Biden would do away with this rule. He also wants to implement a version of what Warren has called a “real corporate profits tax” — preventing companies from reporting profits to investors while telling the IRS they have no taxable income. Biden’s version of this would levy a minimum tax of 15 percent on reported profits, even if deductions and credits push taxable profits down to zero.

Biden would also increase what is, essentially, the minimum tax rate on foreign income. The Trump tax bill created a rule known as the Global Intangible Low Tax Income (GILTI) provision to try to discourage companies from shifting their profits to subsidiaries located in low-tax foreign jurisdictions. The current GILTI rate is a mild 10.5 percent, which Biden would double to 21 percent in the context of raising the corporate rate overall.

Biden is also reviving an Obama-era proposal to cap the value of all tax deductions at 28 percent, essentially eroding their value for rich people in the top tax bracket. He also wants to raise that top tax bracket rate back to its Obama-era level.

One of his campaign’s more interesting ideas — though not spelled out in detail — is that the United States should sanction foreign tax havens to get them to tighten up compliance, a measure they say could “conservatively” raise $200 billion over 10 years. In principle, it could raise a lot more than that, though of course the devil would be in the details in terms of what you actually did and how much change it generated.

Last are two small items: the perennial Democratic favorite of eliminating some tax deductions used by fossil fuel extraction companies, and a proposal to repeal a couple of tax provisions that are favorable to real estate investors like President Donald Trump.

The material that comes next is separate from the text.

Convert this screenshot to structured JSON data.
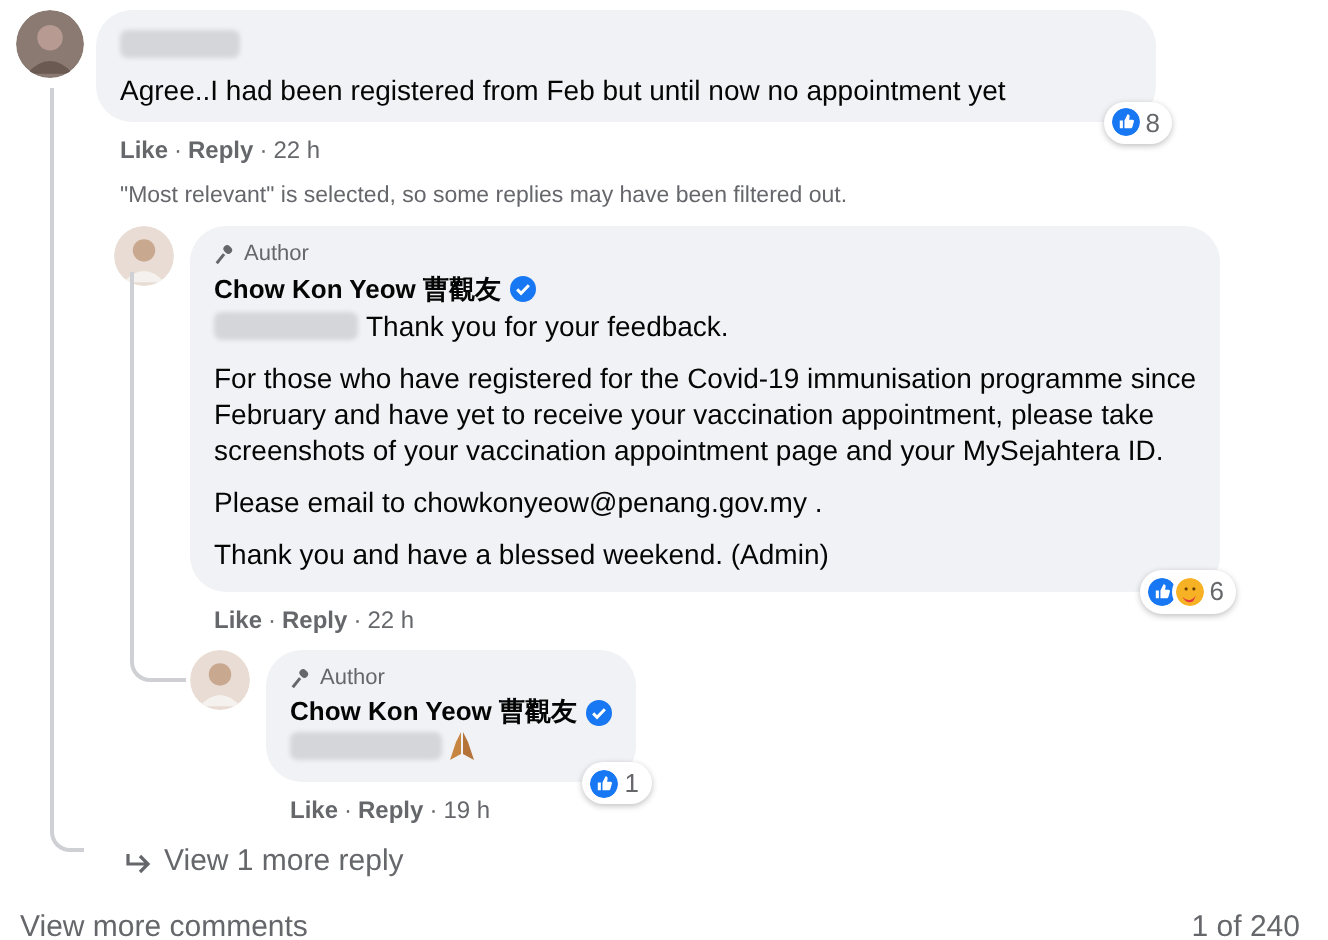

Democrats are all heading in the same direction

This is all very different from the Sanders or Warren message in that it’s much less sweeping. At a fundraising event earlier in the cycle, Biden told donors that in his presidency rich people would need to pay more in taxes, but “no one’s standard of living would change. Nothing would fundamentally change.”

This plan more or less delivers on that promise. Rich people would pay higher taxes and, in the case of some very rich people, a lot more in taxes. And of course there are lots of millionaires and billionaires who would very much resist that kind of change.

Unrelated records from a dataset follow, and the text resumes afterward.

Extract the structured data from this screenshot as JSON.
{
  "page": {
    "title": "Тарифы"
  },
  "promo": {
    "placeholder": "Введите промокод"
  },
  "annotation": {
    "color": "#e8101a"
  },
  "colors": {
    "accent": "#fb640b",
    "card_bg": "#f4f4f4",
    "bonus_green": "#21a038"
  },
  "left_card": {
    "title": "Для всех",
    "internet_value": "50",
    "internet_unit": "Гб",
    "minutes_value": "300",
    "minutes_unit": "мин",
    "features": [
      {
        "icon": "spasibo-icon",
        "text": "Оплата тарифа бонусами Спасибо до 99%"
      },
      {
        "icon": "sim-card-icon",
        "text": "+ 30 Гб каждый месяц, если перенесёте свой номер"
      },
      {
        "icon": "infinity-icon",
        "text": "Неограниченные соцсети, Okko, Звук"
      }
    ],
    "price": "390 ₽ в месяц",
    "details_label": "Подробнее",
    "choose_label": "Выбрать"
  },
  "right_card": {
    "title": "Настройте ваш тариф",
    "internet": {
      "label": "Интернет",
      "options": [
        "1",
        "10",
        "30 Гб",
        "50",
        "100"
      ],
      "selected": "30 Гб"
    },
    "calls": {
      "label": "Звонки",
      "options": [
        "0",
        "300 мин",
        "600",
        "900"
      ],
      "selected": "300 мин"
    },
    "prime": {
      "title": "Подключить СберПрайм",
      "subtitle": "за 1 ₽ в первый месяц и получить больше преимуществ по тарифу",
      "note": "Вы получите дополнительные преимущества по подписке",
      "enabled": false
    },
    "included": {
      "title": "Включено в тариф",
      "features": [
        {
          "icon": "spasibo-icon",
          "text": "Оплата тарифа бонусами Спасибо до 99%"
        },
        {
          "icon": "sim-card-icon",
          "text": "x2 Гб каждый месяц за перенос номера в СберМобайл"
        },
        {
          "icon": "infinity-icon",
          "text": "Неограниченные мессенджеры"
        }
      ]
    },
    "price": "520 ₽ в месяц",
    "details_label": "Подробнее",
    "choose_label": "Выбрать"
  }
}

But the vast majority of people would see no change at all, a huge difference from any Medicare-for-all plan which would involve broad taxes on employers at a minimum, and unlike in the Warren or Sanders plans, there’s no hint of the currently fashionable desire to liquidate billionaires as a class.

On another level, though, the various Democrats’ plans are striking in their similarity. The animating principle of most US tax policy since Ronald Reagan’s election has been the idea that taxes on investment income are very harmful to the economy. The idea is that you want to encourage financial investment because doing so leads to real investment in tangible things — office buildings, factories, business equipment, new inventions — that raise productivity, wages, and living standards.

The Obama administration backed off that consensus by including a “Medicare surtax” on investment income as part of paying for the Affordable Care Act. But later in his administration, Obama also proposed a number of other tax changes that would violate this consensus, including several that Biden is now touting, based on a range of newer work in economics that calls into question the link between investment taxation and growth.

Sanders and Warren go much further down this road than Biden or Obama. But really, whether you talk about a “wealth tax” or Biden’s 10-part plan or Sen. Ron Wyden’s idea to tax unrealized capital gains, everyone is positing that one can soak the ownership class without risking any broader harms to the economy.